We maintain for our users an image of a Jupyter Lab server running in Kubernetes. We use Z2JH deployed with the helm chart.
The integrated libraries in the image (mostly Python and a bit of Perl) come from our own team or from third parties.
So far we do our validation tests of the image completely manually in the browser by using some representative notebooks to get a feel that everything is ok. Once validated, we make this new image what the users actually use.
We would like to automate that validation and integrate it into our CI/CD pipeline.
I have many questions because of the way we deploy things:
can specific notebooks be launched from the CLI in such an environment? I am thinking for instance about running as soon as the server starts a set of specific notebooks that would output on stdout the results of tests and terminate the server. Maybe there is something more robust than that already?
what’s a way to start from the cli a specific profile. I envision our Cloud Build CI would talk to the kubernetes cluster and be able to start a specific user profile to run the validation tests.
some tests would require user authentication/identification. We use Google SSO now both in the hub and in the image itself to log into Google Cloud. How do people deal with that during their validation tests? I can find a workaround here by running a different Z2JH environment without SSO, or even just run the container image without kubernetes.
Thanks for any ideas you may be able to share
I think Galata can help you here.
Galata is JS framework containing many utilities for manipulating JupyterLab programmatically. The Jupyter team uses it for testing Jupyter, and I’ve used it for testing JupyterLab plugins.
What are your current tests doing? Do you start JupyterLab and then ensure the notebooks run correctly? You could write some JS code that opens JupyterLab, then a specific notebook, run it and check the results.

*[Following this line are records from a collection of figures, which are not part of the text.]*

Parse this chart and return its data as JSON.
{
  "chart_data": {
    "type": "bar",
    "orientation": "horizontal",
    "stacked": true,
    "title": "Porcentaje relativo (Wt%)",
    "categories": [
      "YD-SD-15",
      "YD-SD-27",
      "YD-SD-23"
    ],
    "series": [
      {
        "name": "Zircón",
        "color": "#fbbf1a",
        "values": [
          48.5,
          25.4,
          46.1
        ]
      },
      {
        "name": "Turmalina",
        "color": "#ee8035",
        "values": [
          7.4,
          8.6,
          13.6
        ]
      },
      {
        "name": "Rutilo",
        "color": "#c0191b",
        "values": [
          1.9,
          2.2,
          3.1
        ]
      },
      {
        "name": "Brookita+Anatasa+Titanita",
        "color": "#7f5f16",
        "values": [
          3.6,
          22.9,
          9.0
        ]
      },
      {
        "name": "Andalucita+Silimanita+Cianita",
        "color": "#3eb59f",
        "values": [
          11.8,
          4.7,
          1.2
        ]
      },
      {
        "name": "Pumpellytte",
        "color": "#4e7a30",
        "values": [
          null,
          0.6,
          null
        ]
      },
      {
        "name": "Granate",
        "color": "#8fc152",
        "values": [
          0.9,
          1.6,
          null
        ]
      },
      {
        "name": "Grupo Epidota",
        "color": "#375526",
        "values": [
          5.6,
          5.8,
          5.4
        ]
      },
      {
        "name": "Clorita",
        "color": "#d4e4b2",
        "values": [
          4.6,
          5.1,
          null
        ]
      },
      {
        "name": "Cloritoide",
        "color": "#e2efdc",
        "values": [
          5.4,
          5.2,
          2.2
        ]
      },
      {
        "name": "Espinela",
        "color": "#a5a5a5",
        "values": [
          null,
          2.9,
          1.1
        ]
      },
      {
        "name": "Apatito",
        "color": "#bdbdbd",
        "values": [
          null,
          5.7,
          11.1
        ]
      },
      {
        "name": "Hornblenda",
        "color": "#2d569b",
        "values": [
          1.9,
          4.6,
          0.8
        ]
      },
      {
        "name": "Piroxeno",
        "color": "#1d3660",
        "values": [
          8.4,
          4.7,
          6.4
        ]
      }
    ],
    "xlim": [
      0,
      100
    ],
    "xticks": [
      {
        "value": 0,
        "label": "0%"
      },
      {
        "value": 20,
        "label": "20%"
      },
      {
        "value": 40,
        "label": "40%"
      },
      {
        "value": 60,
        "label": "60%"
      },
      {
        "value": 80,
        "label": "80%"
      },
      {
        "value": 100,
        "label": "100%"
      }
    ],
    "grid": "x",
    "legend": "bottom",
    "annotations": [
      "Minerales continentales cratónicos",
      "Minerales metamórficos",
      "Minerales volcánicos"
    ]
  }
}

For full end-to-end deployment testing, I can recommend the general-purpose tool, robotframework, and putting the entire system (or as much as is rational) under test. It has custom libraries for all kinds of things, but at the end of the day, is “Just Python,” so is pretty easy to extend.
Specifically for browser-based, Jupyter clients, it has a purpose-built library (disclaimer: author). The distinction here vs
- works off a user-level, “black box” model of the application
- instead of a “white box”, tightly-bound to a specific version of e.g. JupyterLab with access to the underlying JS APIs
- looks more like (weird) plain language than typescript
- requires a lot more jumping jacks to get videos than a custom browser
In my specific case, which is alas, not open source, the most horror-show test suite:
- start up a couple VMs with virtualbox
- deploy a previous, known version of jupyterhub (specifically, TLJH, but whatever)
- this could be replaced with e.g. minikube and helm, but the principal is the same
- spawn a user’s environment
- start some representative interactive computing, meanwhile…
- upgrade the jupyterhub process to a new known version
- continue to assess the user environment
- see a message about an updated environment available
- start a new user environment
- verify the interactive computing stuff still works (e.g. against the same in-flight data files)
By using VM snapshots, etc. this was actually pretty reasonable to run as part of normal CI.
As for assessing some of this stuff (especially over time), there are some nice tools in the
opentelemetry stack… having some frame-level awareness of “user clicks button” to “new environment created” to “results of compute appear” is quite nice, with all of the database logging, etc. put in its appropriate place.
To look at scale, one can also drop locust on it, which is again, Python, but can test anything with an HTTP endpoint. Some previous discussions:
thanks for the nice suggestions and great details.
I was imagining something without UI tests now, and just verifying the notebooks output the right text. It verifies that we indeed have the right libraries in place in our server image, and allows us to also test against the actual data that is made available to the server and under the particular user logged in.
UI tests are always way more complex to design, run and maintain.